Install the latest version of wandb client 🔥🔥

In [None]:
!pip install -qU wandb

In [None]:
import numpy as np
from sklearn import datasets
from sklearn.cluster import KMeans

## Project Configuration using **`wandb.config`**

In [None]:
import os
import wandb

log to your weights and biases account

In [None]:
wandb.login()

In [None]:
# Initialize the run
run = wandb.init(project='simple-scikit')

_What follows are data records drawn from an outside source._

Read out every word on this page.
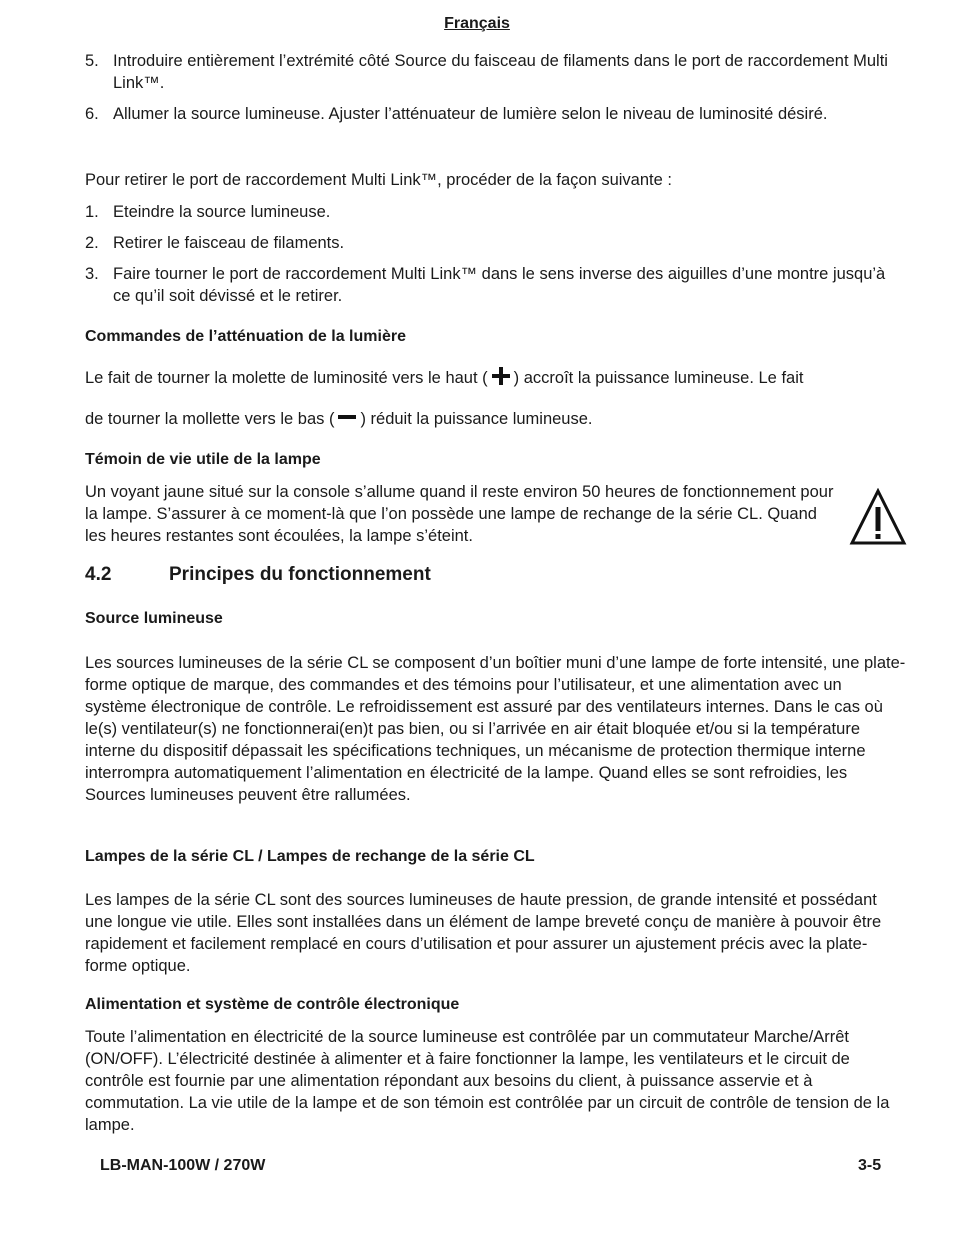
Français
5. Introduire entièrement l’extrémité côté Source du faisceau de filaments dans le port de raccordement Multi Link™.
6. Allumer la source lumineuse. Ajuster l’atténuateur de lumière selon le niveau de luminosité désiré.
Pour retirer le port de raccordement Multi Link™, procéder de la façon suivante :
1. Eteindre la source lumineuse.
2. Retirer le faisceau de filaments.
3. Faire tourner le port de raccordement Multi Link™ dans le sens inverse des aiguilles d’une montre jusqu’à ce qu’il soit dévissé et le retirer.
Commandes de l’atténuation de la lumière
Le fait de tourner la molette de luminosité vers le haut ( ) accroît la puissance lumineuse. Le fait
de tourner la mollette vers le bas ( ) réduit la puissance lumineuse.
Témoin de vie utile de la lampe
Un voyant jaune situé sur la console s’allume quand il reste environ 50 heures de fonctionnement pour la lampe. S’assurer à ce moment-là que l’on possède une lampe de rechange de la série CL. Quand les heures restantes sont écoulées, la lampe s’éteint.
4.2	Principes du fonctionnement
Source lumineuse
Les sources lumineuses de la série CL se composent d’un boîtier muni d’une lampe de forte intensité, une plate-forme optique de marque, des commandes et des témoins pour l’utilisateur, et une alimentation avec un système électronique de contrôle. Le refroidissement est assuré par des ventilateurs internes. Dans le cas où le(s) ventilateur(s) ne fonctionnerai(en)t pas bien, ou si l’arrivée en air était bloquée et/ou si la température interne du dispositif dépassait les spécifications techniques, un mécanisme de protection thermique interne interrompra automatiquement l’alimentation en électricité de la lampe. Quand elles se sont refroidies, les Sources lumineuses peuvent être rallumées.
Lampes de la série CL / Lampes de rechange de la série CL
Les lampes de la série CL sont des sources lumineuses de haute pression, de grande intensité et possédant une longue vie utile. Elles sont installées dans un élément de lampe breveté conçu de manière à pouvoir être rapidement et facilement remplacé en cours d’utilisation et pour assurer un ajustement précis avec la plate-forme optique.
Alimentation et système de contrôle électronique
Toute l’alimentation en électricité de la source lumineuse est contrôlée par un commutateur Marche/Arrêt (ON/OFF). L’électricité destinée à alimenter et à faire fonctionner la lampe, les ventilateurs et le circuit de contrôle est fournie par une alimentation répondant aux besoins du client, à puissance asservie et à commutation. La vie utile de la lampe et de son témoin est contrôlée par un circuit de contrôle de tension de la lampe.
LB-MAN-100W / 270W	3-5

# Feel free to change these and experiment !!
config = wandb.config
config.seed = 42
config.n_clusters = 3
config.dataset = 'iris'
config.labels=['Setosa', 'Versicolour', 'Virginica']

# Set random seed
np.random.seed(config.seed)

# Update the config
wandb.config.update(config)

# 💿 The Dataset
---

In [None]:
# Download the Iris dataset from sklearn
iris = datasets.load_iris()

# Get our data and target variables
X = iris.data
y = iris.target

# ✍️ Model Architecture & Training

---

In [None]:
# Define the Estimator
est = KMeans(n_clusters = config.n_clusters, random_state = config.seed)

# Compute the Clusters
est.fit(X)

# Update our config with the cluster centers
wandb.config.update({'labels' : est.cluster_centers_})

# Plot the Clusters to W&B
wandb.sklearn.plot_clusterer(est, X, cluster_labels = est.fit_predict(X), labels=config.labels, model_name='KMeans')

# Finish the W&B Process
wandb.finish()